# Death by butter



## Johnny Thunder (Feb 24, 2006)

Weird.

http://uk.news.yahoo.com/18/20110205/tod-sicily-couple-murdered-man-with-butt-879dccc.html


----------



## Hauntiholik (May 17, 2006)

"I'm just not so sure how well this plan was thought through." ~ T-Rex from Meet the Robinsons

Not smart people. They need to watch more CSI.


----------



## RoxyBlue (Oct 6, 2008)

See, now, if they had just wined and dined him with rich, fatty foods for, oh, say 20 years, he would have eventually died of clogged arteries and they would never have been charged with murder


----------



## GothicCandle (Mar 26, 2007)

> forcing them to tie him up, when he had suddenly collapsed and died.

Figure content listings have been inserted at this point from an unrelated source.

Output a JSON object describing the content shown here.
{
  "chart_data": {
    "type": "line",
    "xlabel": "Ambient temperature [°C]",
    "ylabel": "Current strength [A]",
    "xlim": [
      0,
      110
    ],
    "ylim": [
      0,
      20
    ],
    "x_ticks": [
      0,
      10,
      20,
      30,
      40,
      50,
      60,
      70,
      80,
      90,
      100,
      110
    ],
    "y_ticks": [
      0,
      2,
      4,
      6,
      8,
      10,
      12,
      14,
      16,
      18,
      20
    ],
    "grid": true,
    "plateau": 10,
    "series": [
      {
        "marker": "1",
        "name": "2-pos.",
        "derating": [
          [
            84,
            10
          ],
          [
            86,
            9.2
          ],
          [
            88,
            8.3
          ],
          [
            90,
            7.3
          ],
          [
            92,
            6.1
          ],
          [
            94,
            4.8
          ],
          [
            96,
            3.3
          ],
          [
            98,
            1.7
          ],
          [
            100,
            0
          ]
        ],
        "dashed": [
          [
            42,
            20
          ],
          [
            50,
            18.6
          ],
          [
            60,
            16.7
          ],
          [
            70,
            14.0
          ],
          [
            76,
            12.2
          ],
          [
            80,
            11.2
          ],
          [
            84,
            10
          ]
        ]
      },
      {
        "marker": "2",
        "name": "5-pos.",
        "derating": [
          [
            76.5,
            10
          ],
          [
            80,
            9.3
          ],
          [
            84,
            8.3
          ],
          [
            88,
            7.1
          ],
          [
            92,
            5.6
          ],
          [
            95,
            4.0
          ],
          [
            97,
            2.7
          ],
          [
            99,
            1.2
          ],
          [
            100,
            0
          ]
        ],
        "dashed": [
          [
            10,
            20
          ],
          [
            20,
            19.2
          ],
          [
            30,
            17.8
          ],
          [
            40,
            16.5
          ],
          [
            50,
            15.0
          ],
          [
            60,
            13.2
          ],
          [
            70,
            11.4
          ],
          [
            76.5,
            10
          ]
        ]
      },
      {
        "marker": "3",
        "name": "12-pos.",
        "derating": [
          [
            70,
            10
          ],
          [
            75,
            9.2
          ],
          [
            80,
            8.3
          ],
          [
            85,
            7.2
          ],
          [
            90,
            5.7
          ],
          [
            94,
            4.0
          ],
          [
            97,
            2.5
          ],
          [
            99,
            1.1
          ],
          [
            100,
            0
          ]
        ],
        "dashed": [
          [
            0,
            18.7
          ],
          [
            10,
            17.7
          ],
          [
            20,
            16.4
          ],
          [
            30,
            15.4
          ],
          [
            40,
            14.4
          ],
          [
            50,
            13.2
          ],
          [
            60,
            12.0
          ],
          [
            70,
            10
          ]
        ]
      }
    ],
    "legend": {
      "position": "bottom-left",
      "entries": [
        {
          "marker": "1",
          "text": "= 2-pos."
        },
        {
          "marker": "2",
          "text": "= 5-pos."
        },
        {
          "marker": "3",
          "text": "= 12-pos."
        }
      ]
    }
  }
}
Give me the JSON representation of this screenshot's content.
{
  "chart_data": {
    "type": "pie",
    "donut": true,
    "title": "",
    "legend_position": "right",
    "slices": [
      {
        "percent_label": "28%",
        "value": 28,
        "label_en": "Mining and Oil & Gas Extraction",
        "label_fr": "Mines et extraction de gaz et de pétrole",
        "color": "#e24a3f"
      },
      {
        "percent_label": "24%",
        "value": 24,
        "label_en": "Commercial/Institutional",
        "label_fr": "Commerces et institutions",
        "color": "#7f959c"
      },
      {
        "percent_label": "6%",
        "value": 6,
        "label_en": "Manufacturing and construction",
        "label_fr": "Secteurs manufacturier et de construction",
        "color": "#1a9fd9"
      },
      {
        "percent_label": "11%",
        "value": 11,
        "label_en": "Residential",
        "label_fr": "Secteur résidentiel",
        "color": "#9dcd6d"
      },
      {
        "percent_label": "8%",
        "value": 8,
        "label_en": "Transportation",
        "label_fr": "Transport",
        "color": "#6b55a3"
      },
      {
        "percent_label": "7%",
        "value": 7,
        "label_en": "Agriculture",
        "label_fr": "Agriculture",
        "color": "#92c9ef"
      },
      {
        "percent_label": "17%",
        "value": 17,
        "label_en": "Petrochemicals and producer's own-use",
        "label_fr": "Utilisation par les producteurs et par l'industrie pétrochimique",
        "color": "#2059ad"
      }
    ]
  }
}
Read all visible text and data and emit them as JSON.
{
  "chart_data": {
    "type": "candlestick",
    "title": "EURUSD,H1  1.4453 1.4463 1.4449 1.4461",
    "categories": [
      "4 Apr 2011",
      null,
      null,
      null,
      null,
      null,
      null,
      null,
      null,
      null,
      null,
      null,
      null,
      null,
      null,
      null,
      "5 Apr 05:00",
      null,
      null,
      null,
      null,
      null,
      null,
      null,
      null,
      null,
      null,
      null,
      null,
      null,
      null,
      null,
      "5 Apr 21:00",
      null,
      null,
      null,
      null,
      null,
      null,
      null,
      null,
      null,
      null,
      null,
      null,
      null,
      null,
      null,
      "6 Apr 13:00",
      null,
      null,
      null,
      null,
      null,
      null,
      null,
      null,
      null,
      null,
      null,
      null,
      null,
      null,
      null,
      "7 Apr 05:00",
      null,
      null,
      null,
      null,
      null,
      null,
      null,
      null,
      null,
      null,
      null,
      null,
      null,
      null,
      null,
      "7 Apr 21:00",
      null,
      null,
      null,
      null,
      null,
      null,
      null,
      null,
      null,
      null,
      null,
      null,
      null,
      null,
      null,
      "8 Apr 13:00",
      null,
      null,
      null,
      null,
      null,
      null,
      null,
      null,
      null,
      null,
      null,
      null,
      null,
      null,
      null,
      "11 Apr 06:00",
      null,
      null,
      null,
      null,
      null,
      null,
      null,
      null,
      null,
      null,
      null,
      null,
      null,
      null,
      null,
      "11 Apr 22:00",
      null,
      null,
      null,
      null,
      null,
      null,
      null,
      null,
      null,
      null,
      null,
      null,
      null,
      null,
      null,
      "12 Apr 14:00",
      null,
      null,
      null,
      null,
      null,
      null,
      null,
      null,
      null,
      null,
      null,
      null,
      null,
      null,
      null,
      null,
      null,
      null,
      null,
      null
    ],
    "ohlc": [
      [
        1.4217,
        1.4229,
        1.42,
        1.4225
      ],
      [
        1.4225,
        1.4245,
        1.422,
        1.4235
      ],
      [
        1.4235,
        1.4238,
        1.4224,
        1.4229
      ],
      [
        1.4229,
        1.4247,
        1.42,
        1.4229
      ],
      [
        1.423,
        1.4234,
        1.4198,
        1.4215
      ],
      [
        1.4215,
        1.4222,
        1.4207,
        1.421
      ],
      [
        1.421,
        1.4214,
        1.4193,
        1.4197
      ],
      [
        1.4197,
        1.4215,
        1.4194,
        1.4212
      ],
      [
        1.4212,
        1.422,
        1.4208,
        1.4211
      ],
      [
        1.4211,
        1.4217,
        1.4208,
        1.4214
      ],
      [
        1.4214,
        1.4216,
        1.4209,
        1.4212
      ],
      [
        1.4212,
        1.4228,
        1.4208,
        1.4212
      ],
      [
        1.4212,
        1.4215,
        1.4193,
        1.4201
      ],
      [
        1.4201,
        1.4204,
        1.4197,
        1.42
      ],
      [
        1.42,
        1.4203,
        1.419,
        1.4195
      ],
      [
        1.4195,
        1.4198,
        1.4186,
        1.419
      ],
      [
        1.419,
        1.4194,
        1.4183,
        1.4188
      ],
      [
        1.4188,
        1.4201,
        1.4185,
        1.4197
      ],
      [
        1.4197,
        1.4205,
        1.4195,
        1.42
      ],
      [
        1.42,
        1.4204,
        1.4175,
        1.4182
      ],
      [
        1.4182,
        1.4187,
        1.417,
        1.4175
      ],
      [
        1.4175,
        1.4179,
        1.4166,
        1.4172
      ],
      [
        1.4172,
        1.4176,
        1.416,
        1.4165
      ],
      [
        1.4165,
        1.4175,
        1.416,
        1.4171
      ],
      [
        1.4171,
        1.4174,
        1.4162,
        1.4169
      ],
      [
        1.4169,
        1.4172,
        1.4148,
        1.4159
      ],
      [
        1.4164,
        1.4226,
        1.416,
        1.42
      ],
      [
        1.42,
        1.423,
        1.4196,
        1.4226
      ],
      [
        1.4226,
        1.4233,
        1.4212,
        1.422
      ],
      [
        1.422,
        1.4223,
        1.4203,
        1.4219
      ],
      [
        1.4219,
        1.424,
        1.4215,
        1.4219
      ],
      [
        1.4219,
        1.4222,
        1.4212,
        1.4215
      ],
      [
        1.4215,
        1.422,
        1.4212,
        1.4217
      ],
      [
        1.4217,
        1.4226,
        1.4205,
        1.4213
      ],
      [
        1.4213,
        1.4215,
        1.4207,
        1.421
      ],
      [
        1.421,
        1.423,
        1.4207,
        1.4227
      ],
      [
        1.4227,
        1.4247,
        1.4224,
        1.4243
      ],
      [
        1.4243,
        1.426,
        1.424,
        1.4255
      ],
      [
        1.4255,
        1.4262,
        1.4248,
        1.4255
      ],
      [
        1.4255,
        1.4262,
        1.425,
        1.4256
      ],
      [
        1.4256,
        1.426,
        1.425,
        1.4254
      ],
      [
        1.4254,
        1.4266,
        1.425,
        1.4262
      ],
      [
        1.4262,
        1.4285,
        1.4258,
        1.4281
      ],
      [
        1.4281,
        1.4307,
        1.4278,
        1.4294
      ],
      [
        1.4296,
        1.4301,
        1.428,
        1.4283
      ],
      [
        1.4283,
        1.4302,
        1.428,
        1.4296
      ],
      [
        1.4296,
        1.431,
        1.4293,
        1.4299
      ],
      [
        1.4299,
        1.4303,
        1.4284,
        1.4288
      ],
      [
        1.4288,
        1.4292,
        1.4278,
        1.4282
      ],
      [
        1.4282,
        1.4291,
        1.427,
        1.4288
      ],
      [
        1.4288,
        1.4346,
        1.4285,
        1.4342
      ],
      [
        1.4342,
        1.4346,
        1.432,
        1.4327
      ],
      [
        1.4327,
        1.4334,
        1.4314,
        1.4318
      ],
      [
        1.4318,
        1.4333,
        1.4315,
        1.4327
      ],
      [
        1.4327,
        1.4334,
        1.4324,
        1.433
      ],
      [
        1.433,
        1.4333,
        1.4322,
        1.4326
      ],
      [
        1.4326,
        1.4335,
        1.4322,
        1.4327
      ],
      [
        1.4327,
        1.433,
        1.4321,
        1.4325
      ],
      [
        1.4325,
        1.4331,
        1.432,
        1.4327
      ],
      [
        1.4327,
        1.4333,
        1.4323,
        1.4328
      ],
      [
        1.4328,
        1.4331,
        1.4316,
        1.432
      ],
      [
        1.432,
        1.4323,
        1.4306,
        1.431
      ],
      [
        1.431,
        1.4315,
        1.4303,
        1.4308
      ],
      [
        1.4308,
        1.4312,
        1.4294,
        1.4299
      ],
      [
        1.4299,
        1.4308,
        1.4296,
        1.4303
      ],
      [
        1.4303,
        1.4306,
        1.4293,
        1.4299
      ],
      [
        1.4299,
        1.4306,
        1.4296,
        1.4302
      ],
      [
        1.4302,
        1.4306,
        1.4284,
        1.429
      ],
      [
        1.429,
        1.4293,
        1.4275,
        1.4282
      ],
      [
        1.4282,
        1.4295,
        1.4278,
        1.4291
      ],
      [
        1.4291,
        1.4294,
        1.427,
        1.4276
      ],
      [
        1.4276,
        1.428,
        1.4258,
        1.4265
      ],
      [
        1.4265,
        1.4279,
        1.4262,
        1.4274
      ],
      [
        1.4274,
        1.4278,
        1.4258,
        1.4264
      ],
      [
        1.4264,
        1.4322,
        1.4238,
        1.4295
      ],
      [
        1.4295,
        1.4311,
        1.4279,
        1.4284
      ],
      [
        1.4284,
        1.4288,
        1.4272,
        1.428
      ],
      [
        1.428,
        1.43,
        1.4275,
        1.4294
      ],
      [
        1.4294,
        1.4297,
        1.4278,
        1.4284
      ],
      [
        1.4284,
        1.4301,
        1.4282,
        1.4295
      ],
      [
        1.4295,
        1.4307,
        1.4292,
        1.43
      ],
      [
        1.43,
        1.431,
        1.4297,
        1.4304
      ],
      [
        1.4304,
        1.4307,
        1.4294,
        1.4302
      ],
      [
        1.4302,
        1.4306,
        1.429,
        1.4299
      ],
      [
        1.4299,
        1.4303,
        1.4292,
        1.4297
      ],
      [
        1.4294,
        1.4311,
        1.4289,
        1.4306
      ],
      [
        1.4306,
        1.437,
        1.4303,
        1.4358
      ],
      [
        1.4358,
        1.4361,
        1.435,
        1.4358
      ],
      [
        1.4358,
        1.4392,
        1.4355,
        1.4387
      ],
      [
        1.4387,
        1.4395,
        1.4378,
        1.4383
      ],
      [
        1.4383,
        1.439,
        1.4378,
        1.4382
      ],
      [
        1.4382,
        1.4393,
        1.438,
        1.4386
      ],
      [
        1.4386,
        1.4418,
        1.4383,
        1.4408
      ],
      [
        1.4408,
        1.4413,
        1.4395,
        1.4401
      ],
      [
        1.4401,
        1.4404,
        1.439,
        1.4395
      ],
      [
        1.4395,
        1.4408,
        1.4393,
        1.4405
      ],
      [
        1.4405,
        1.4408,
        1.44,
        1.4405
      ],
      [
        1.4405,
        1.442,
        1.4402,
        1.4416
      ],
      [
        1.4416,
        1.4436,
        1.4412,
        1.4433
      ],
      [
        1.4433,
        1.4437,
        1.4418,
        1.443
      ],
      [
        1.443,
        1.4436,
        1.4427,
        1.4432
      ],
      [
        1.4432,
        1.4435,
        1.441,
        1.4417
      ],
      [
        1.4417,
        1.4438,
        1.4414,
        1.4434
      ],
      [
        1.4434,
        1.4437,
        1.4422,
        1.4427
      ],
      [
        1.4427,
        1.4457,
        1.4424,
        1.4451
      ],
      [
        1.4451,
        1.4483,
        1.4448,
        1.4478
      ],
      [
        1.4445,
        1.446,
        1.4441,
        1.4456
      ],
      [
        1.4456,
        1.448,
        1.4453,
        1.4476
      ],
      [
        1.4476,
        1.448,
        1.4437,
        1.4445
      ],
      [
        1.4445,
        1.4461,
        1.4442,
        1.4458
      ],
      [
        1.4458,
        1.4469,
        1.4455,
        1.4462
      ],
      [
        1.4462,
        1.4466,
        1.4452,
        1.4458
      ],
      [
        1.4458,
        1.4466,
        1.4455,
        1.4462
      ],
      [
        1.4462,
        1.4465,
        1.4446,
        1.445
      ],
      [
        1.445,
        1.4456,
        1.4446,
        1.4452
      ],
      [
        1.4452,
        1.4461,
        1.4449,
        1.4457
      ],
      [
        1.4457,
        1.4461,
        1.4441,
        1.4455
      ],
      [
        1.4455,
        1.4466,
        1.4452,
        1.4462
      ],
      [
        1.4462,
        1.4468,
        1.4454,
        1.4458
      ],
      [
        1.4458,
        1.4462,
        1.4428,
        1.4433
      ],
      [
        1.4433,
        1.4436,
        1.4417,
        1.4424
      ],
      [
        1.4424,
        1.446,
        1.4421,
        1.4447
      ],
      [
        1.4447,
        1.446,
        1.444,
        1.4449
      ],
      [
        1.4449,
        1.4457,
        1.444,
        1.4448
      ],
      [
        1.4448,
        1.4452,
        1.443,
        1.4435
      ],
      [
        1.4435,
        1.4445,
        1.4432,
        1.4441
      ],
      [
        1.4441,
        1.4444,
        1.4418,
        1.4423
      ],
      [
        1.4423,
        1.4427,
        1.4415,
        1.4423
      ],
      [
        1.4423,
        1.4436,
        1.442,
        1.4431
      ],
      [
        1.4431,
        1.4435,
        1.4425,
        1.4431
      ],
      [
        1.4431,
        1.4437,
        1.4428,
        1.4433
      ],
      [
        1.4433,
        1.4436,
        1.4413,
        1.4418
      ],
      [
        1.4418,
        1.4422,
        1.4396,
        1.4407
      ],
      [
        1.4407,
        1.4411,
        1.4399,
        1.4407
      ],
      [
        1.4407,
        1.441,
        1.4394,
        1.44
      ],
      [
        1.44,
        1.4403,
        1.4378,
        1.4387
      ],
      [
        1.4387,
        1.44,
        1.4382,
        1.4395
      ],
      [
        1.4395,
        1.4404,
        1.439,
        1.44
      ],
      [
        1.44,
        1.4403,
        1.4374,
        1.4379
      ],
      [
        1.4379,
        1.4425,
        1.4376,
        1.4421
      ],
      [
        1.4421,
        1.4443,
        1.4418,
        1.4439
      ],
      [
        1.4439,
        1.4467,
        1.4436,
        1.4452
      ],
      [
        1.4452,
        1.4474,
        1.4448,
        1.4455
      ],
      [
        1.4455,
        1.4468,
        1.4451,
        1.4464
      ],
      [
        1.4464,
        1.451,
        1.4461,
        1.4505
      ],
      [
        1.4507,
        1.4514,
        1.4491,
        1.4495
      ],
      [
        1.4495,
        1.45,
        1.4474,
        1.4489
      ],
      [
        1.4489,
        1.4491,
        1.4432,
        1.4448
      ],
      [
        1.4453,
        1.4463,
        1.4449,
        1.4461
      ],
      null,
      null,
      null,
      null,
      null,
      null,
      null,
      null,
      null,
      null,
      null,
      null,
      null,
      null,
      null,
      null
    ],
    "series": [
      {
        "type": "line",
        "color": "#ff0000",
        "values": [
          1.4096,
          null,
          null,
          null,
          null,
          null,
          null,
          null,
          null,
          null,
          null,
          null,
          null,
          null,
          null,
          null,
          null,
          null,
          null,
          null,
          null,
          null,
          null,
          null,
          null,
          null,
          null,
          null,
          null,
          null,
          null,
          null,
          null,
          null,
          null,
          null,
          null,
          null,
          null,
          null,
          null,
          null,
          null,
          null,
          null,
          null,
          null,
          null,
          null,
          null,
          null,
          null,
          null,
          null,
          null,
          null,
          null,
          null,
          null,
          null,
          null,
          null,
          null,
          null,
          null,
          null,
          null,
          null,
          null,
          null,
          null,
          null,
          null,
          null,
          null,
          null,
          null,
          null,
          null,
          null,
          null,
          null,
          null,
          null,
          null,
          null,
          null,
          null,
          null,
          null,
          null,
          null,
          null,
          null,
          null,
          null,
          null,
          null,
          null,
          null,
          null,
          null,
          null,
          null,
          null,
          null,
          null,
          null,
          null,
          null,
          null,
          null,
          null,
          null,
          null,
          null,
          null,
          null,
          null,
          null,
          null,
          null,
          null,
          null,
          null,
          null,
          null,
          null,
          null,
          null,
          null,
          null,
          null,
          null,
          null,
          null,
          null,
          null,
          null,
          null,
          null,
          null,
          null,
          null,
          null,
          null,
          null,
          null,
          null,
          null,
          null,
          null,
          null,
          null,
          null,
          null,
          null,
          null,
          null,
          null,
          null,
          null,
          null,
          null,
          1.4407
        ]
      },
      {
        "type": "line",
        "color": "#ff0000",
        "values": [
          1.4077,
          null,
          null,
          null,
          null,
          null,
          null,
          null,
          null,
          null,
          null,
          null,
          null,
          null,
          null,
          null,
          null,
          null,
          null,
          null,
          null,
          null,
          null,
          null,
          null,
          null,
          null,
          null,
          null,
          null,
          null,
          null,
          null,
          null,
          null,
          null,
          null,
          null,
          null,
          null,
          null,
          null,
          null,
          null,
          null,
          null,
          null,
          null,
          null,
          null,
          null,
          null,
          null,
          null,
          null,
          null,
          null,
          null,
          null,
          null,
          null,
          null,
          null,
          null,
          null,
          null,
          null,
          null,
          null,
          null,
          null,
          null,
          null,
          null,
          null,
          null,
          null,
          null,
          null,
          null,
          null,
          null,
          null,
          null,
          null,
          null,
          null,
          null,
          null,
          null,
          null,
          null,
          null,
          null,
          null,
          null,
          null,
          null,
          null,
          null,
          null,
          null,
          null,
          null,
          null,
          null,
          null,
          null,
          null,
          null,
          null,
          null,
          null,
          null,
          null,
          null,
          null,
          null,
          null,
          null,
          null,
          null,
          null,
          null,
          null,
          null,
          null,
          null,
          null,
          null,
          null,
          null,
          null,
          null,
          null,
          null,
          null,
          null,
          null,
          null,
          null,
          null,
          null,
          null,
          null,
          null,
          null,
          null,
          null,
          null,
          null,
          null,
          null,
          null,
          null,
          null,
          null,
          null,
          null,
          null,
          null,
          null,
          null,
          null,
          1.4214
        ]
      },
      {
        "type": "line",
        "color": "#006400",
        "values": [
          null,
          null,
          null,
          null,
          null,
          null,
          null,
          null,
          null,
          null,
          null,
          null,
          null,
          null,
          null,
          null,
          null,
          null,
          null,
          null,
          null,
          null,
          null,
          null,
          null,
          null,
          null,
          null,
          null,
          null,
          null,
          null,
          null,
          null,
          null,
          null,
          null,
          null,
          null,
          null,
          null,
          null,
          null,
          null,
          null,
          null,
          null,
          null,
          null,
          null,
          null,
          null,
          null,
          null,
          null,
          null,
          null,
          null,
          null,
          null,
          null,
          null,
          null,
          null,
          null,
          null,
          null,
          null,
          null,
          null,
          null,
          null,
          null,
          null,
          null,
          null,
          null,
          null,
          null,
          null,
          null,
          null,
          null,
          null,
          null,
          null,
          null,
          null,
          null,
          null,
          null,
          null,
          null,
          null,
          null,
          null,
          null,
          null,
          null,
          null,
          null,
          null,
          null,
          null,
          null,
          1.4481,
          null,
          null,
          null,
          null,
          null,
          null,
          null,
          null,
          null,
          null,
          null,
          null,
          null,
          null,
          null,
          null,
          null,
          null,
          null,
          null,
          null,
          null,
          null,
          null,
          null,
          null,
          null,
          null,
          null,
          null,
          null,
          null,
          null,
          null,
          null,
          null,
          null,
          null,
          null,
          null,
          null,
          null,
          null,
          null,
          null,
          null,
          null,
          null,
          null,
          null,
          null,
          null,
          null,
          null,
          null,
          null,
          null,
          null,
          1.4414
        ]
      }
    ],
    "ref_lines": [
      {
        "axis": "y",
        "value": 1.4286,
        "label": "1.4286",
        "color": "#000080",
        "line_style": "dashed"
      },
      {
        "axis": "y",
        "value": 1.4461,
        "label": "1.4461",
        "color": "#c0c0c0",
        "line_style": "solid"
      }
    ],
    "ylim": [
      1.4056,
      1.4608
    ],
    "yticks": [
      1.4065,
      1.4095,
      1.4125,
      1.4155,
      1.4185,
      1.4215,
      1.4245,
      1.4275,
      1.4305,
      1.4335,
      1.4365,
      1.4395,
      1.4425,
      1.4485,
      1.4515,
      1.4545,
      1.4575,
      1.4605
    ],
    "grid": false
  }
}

This is what they said happen? nooo this isn't suspicious at allll!


----------



## Zombies Anonymous (Apr 5, 2009)

wouldn't it have been easier to choke him with ice?


----------



## Spooky1 (Aug 25, 2008)

Criminals is stoopid. :googly:


----------



## goneferal (Sep 8, 2010)

You find some good ones Johnny.


----------



## RoxyBlue (Oct 6, 2008)

I think Death by Chocolate would have been a more elegant way to go


----------